I then suggested he go use the bathroom. You probably can guess what happened next…the tooth fairy DID show up while my son was in the bathroom. Wow, that tooth fairy is not only smooth but so fast I did not even see her. After many interrogating questions from my son on how this could be possible, he finally accepted the explanation and happily put the treasure in his bank.
This brings me to sloppy save number 2. Sean lost his 3rd tooth last night, on the 4th of July. We had just returned from a day at the ocean. The tooth had been threatening to fall out for a couple months. Last night, while eating dinner at a restaurant down at the beach it got to the point where it was literally only hanging on by a thread. Sean worked on it and worked on it as we drove home and moments before going to bed, his work paid off. Tooth # 3 was out… and ready for the smooth Tooth Fairy.
We put his tooth in a zip lock bag and placed it under his pillow. My son went to bed feeling pretty darn satisfied. I was pretty satisfied too…he looked so cute with a missing top tooth! Later that evening, I went to bed, once again forgetting that my job was not finished. Fortunately, I woke up in a tooth fairy sweat at 5:10 this morning and jumped out of bed.
My concerned husband asked me what was wrong.
“I forgot Sean’s tooth!”
I quickly grabbed some coins and ran down stairs. As quietly as I could, I snuck into his room. Just as my hand reached his pillow he groggily awoke.
“Mom, what’s wrong…what are you doing here?”
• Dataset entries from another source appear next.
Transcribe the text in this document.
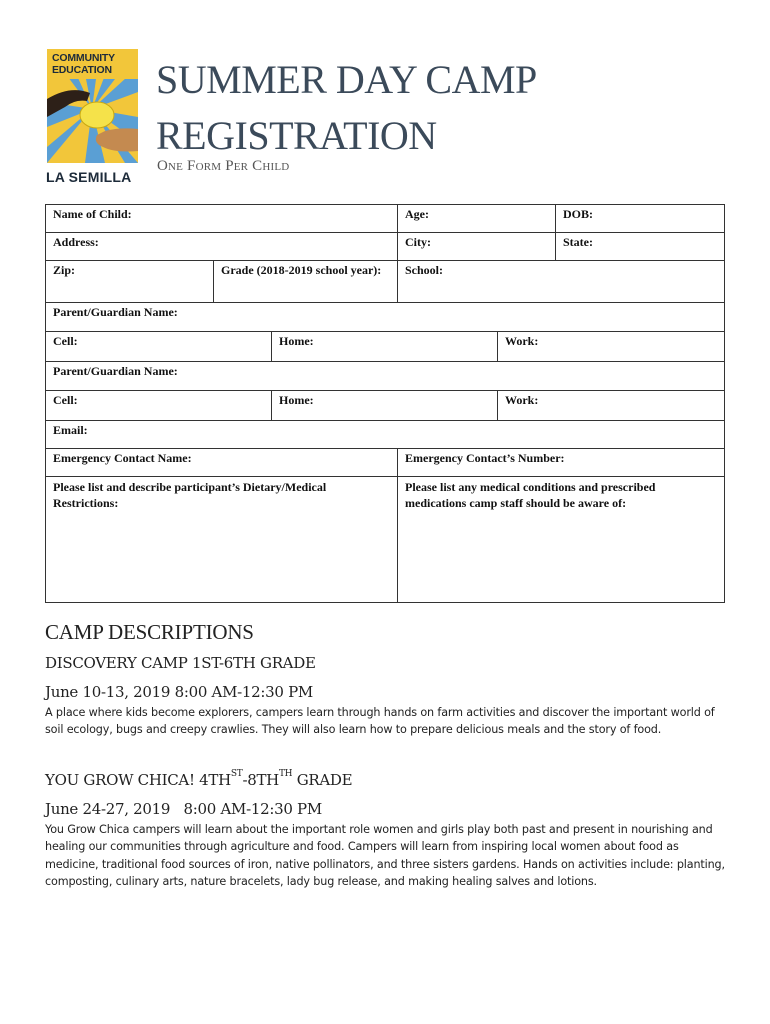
COMMUNITY
EDUCATION
LA SEMILLA
SUMMER DAY CAMP
REGISTRATION
One Form Per Child
Name of Child:	Age:	DOB:
Address:	City:	State:
Zip:	Grade (2018-2019 school year):	School:
Parent/Guardian Name:
Cell:	Home:	Work:
Parent/Guardian Name:
Cell:	Home:	Work:
Email:
Emergency Contact Name:	Emergency Contact’s Number:
Please list and describe participant’s Dietary/Medical Restrictions:
Please list any medical conditions and prescribed medications camp staff should be aware of:
CAMP DESCRIPTIONS
DISCOVERY CAMP 1ST-6TH GRADE
June 10-13, 2019 8:00 AM-12:30 PM
A place where kids become explorers, campers learn through hands on farm activities and discover the important world of soil ecology, bugs and creepy crawlies. They will also learn how to prepare delicious meals and the story of food.
YOU GROW CHICA! $4TH^{ST}-8TH^{TH}$ GRADE
June 24-27, 2019   8:00 AM-12:30 PM
You Grow Chica campers will learn about the important role women and girls play both past and present in nourishing and healing our communities through agriculture and food. Campers will learn from inspiring local women about food as medicine, traditional food sources of iron, native pollinators, and three sisters gardens. Hands on activities include: planting, composting, culinary arts, nature bracelets, lady bug release, and making healing salves and lotions.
I smoothly distracted him by telling him I was just checking on him and wondered if he needed to go to the bathroom. Just like that, my hand moved carefully under his pillow and the switch was done, just in time too. Sean did not answer my question but quickly sat up in bed…remembering.
He slid his hand under his pillow and, lo and behold, four shiny quarters were there to meet his fingers.
(The Tooth Fairy must have been feeling a little guilty, cause she usually only leaves fifty cents.)
I am convinced that Tooth Fairy parenting classes would have prevented such sloppy and reckless tooth/treasure exchange. Fortunately, I have 17 more chances to redeem myself.